Il titolo dice già molto: Alexander Zverev è avanti nella finale di Wimbledon. Lo ha fatto a modo suo. Con pazienza. Con ordine. Sfruttando le poche crepe concesse da Jannik Sinner in un primo set che non ha mai avuto un vero padrone. Servizi precisi, scambi tesi, margini stretti. Poi il tie-break, ed è lì che il tedesco, fresco di titolo da “campione del Roland Garros”, ha pesato ogni colpo come fosse l’ultimo: 9-7.

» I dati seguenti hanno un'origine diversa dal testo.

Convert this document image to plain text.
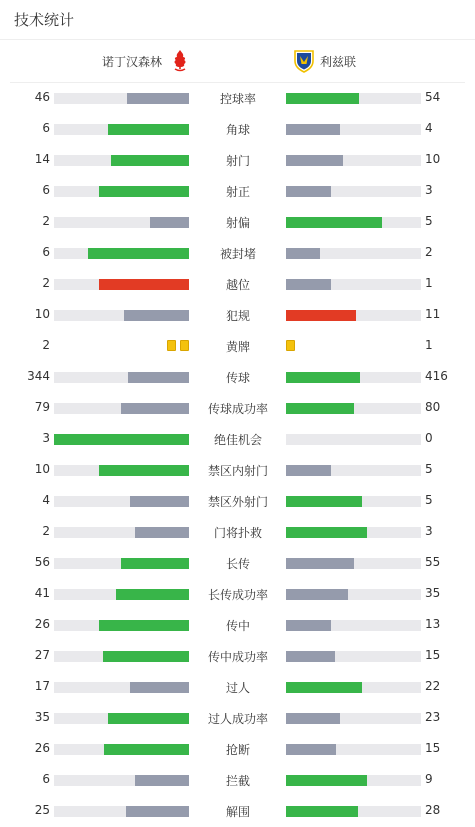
技术统计
诺丁汉森林	利兹联
46	控球率	54
6	角球	4
14	射门	10
6	射正	3
2	射偏	5
6	被封堵	2
2	越位	1
10	犯规	11
2	黄牌	1
344	传球	416
79	传球成功率	80
3	绝佳机会	0
10	禁区内射门	5
4	禁区外射门	5
2	门将扑救	3
56	长传	55
41	长传成功率	35
26	传中	13
27	传中成功率	15
17	过人	22
35	过人成功率	23
26	抢断	15
6	拦截	9
25	解围	28
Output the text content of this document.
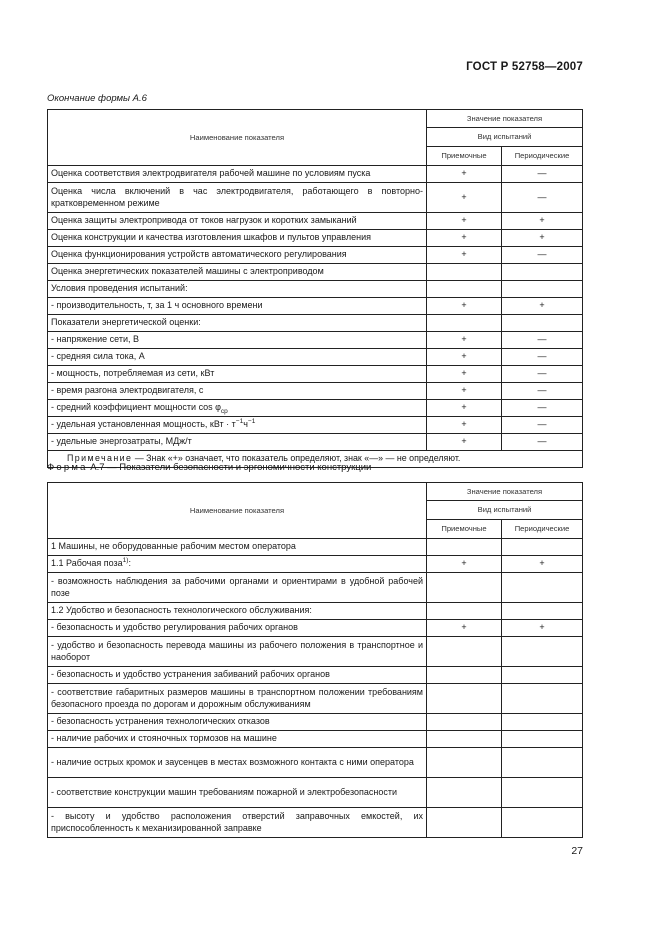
ГОСТ Р 52758—2007
Окончание формы А.6
Наименование показателя	Значение показателя	
	Вид испытаний	
	Приемочные	Периодические
Оценка соответствия электродвигателя рабочей машине по условиям пуска	+	—
Оценка числа включений в час электродвигателя, работающего в повторно-кратковременном режиме	+	—
Оценка защиты электропривода от токов нагрузок и коротких замыканий	+	+
Оценка конструкции и качества изготовления шкафов и пультов управления	+	+
Оценка функционирования устройств автоматического регулирования	+	—
Оценка энергетических показателей машины с электроприводом		
Условия проведения испытаний:		
- производительность, т, за 1 ч основного времени	+	+
Показатели энергетической оценки:		
- напряжение сети, В	+	—
- средняя сила тока, А	+	—
- мощность, потребляемая из сети, кВт	+	—
- время разгона электродвигателя, с	+	—
- средний коэффициент мощности $\cos \varphi_{ср}$	+	—
- удельная установленная мощность, кВт · $т^{-1}ч^{-1}$	+	—
- удельные энергозатраты, МДж/т	+	—
Примечание — Знак «+» означает, что показатель определяют, знак «—» — не определяют.		
Форма А.7 — Показатели безопасности и эргономичности конструкции
Наименование показателя	Значение показателя	
	Вид испытаний	
	Приемочные	Периодические
1 Машины, не оборудованные рабочим местом оператора		
1.1 Рабочая поза$^{1)}$:	+	+
- возможность наблюдения за рабочими органами и ориентирами в удобной рабочей позе		
1.2 Удобство и безопасность технологического обслуживания:		
- безопасность и удобство регулирования рабочих органов	+	+
- удобство и безопасность перевода машины из рабочего положения в транспортное и наоборот		
- безопасность и удобство устранения забиваний рабочих органов		
- соответствие габаритных размеров машины в транспортном положении требованиям безопасного проезда по дорогам и дорожным обслуживаниям		
- безопасность устранения технологических отказов		
- наличие рабочих и стояночных тормозов на машине		
- наличие острых кромок и заусенцев в местах возможного контакта с ними оператора		
- соответствие конструкции машин требованиям пожарной и электробезопасности		
- высоту и удобство расположения отверстий заправочных емкостей, их приспособленность к механизированной заправке		
27
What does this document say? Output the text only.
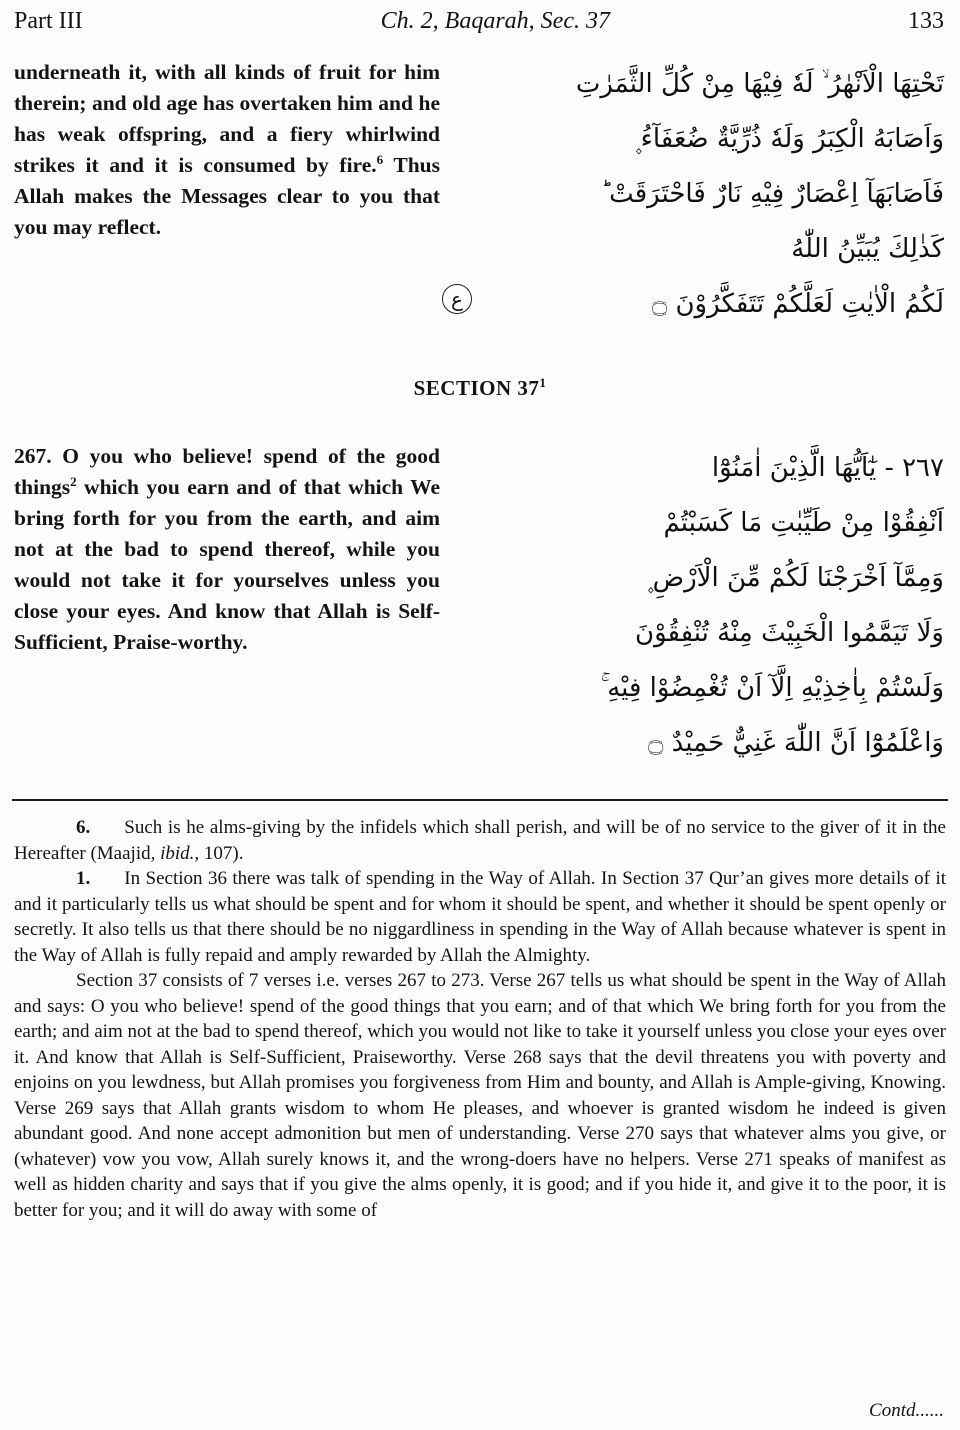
Part III	Ch. 2, Baqarah, Sec. 37	133
underneath it, with all kinds of fruit for him therein; and old age has overtaken him and he has weak offspring, and a fiery whirlwind strikes it and it is consumed by fire.$^6$ Thus Allah makes the Messages clear to you that you may reflect.
تَحْتِهَا الْاَنْهٰرُ ۙ لَهٗ فِيْهَا مِنْ كُلِّ الثَّمَرٰتِ
وَاَصَابَهُ الْكِبَرُ وَلَهٗ ذُرِّيَّةٌ ضُعَفَآءُ ۪
فَاَصَابَهَآ اِعْصَارٌ فِيْهِ نَارٌ فَاحْتَرَقَتْ ؕ
كَذٰلِكَ يُبَيِّنُ اللّٰهُ
لَكُمُ الْاٰيٰتِ لَعَلَّكُمْ تَتَفَكَّرُوْنَ ۝
ع
SECTION $37^1$
267. O you who believe! spend of the good things$^2$ which you earn and of that which We bring forth for you from the earth, and aim not at the bad to spend thereof, while you would not take it for yourselves unless you close your eyes. And know that Allah is Self-Sufficient, Praise-worthy.
٢٦٧ - يٰٓاَيُّهَا الَّذِيْنَ اٰمَنُوْٓا
اَنْفِقُوْا مِنْ طَيِّبٰتِ مَا كَسَبْتُمْ
وَمِمَّآ اَخْرَجْنَا لَكُمْ مِّنَ الْاَرْضِ ۪
وَلَا تَيَمَّمُوا الْخَبِيْثَ مِنْهُ تُنْفِقُوْنَ
وَلَسْتُمْ بِاٰخِذِيْهِ اِلَّآ اَنْ تُغْمِضُوْا فِيْهِ ۚ
وَاعْلَمُوْٓا اَنَّ اللّٰهَ غَنِيٌّ حَمِيْدٌ ۝

6. Such is he alms-giving by the infidels which shall perish, and will be of no service to the giver of it in the Hereafter (Maajid, ibid., 107).

1. In Section 36 there was talk of spending in the Way of Allah. In Section 37 Qur’an gives more details of it and it particularly tells us what should be spent and for whom it should be spent, and whether it should be spent openly or secretly. It also tells us that there should be no niggardliness in spending in the Way of Allah because whatever is spent in the Way of Allah is fully repaid and amply rewarded by Allah the Almighty.

Section 37 consists of 7 verses i.e. verses 267 to 273. Verse 267 tells us what should be spent in the Way of Allah and says: O you who believe! spend of the good things that you earn; and of that which We bring forth for you from the earth; and aim not at the bad to spend thereof, which you would not like to take it yourself unless you close your eyes over it. And know that Allah is Self-Sufficient, Praiseworthy. Verse 268 says that the devil threatens you with poverty and enjoins on you lewdness, but Allah promises you forgiveness from Him and bounty, and Allah is Ample-giving, Knowing. Verse 269 says that Allah grants wisdom to whom He pleases, and whoever is granted wisdom he indeed is given abundant good. And none accept admonition but men of understanding. Verse 270 says that whatever alms you give, or (whatever) vow you vow, Allah surely knows it, and the wrong-doers have no helpers. Verse 271 speaks of manifest as well as hidden charity and says that if you give the alms openly, it is good; and if you hide it, and give it to the poor, it is better for you; and it will do away with some of

Contd......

Chi c’era sul Centre Court l’ha percepito dal brusio tra un punto e l’altro. Zverev ha tenuto il campo con un servizio robusto e la calma di chi ha imparato a vivere nella pressione. Sinner ha risposto con la sua solita essenzialità: piedi veloci, pulizia d’esecuzione, rischio calcolato. Ma in volata la differenza l’hanno fatta due dettagli: la prima palla messa nei momenti chiave e una risposta profonda che ha tolto il respiro all’azzurro proprio quando il margine si assottigliava.
La chiave del tie-break
Il gioco decisivo è stato un distillato del set: equilibrio, pochissimi sbagli gratuiti, e un lampo di coraggio nel momento che contava. Zverev ha spinto la seconda, ha cercato il corpo per spegnere l’inerzia di Sinner, poi ha accelerato di dritto quando la palla è rimasta corta. Il 9-7 dice questo: cinismo, non superiorità netta. Al momento non sono disponibili dati ufficiali completi su percentuali e vincenti della prima frazione; ciò che è evidente, però, è la gestione del ritmo. Il tedesco ha alternato traiettorie sicure a improvvise frustate, costringendo Sinner a un piccolo salto nel buio proprio sul set point.
Sinner, cosa serve per la rimonta
La parola adesso è “rimonta”. Non servono strappi avventati, ma un paio di correzioni. Primo: alzare di mezzo gradino la resa in risposta, soprattutto sulle seconde tedesche. Secondo: osare di più con la palla corta o con lo slice difensivo per spezzare il metronomo di Zverev. Terzo: proteggere i turni di battuta con schemi rapidi, evitando gli scambi piatti che oggi favoriscono la massa del tedesco.
C’è anche una dimensione emotiva. Sinner è cresciuto imparando a non farsi dettare i tempi. Qui deve tornare a farlo: scegliere quando accelerare, quando respirare, quando prendersi quei tre secondi in più prima di servire. Non è un dettaglio di stile. È sostanza, a maggior ragione su erba, dove l’inerzia cambia con un nastro fortunato o una riga pizzicata.
Il pubblico lo sente, e lo chiama: un mormorio che si accende a ogni palla giocata in avanzamento, ogni controtempo riuscito, ogni scelta che mostra idee oltre la potenza. La partita rimane aperta, perché i due costruiscono il tennis in modi diversi e complementari. Zverev impila mattoni, Sinner disegna linee. E quando mattoni e linee si incontrano, spesso basta un’ombra più lunga o un passo più corto per piegare l’ago.
Il primo set è andato. Il resto è una domanda semplice, che non ha bisogno di tecnicismi: chi dei due riuscirà a imporre il proprio tempo al match? Nell’erba tirata a specchio del Centre Court, certe risposte arrivano sempre un attimo dopo il rimbalzo. E lì, in quell’attimo, si decide la storia di una finale.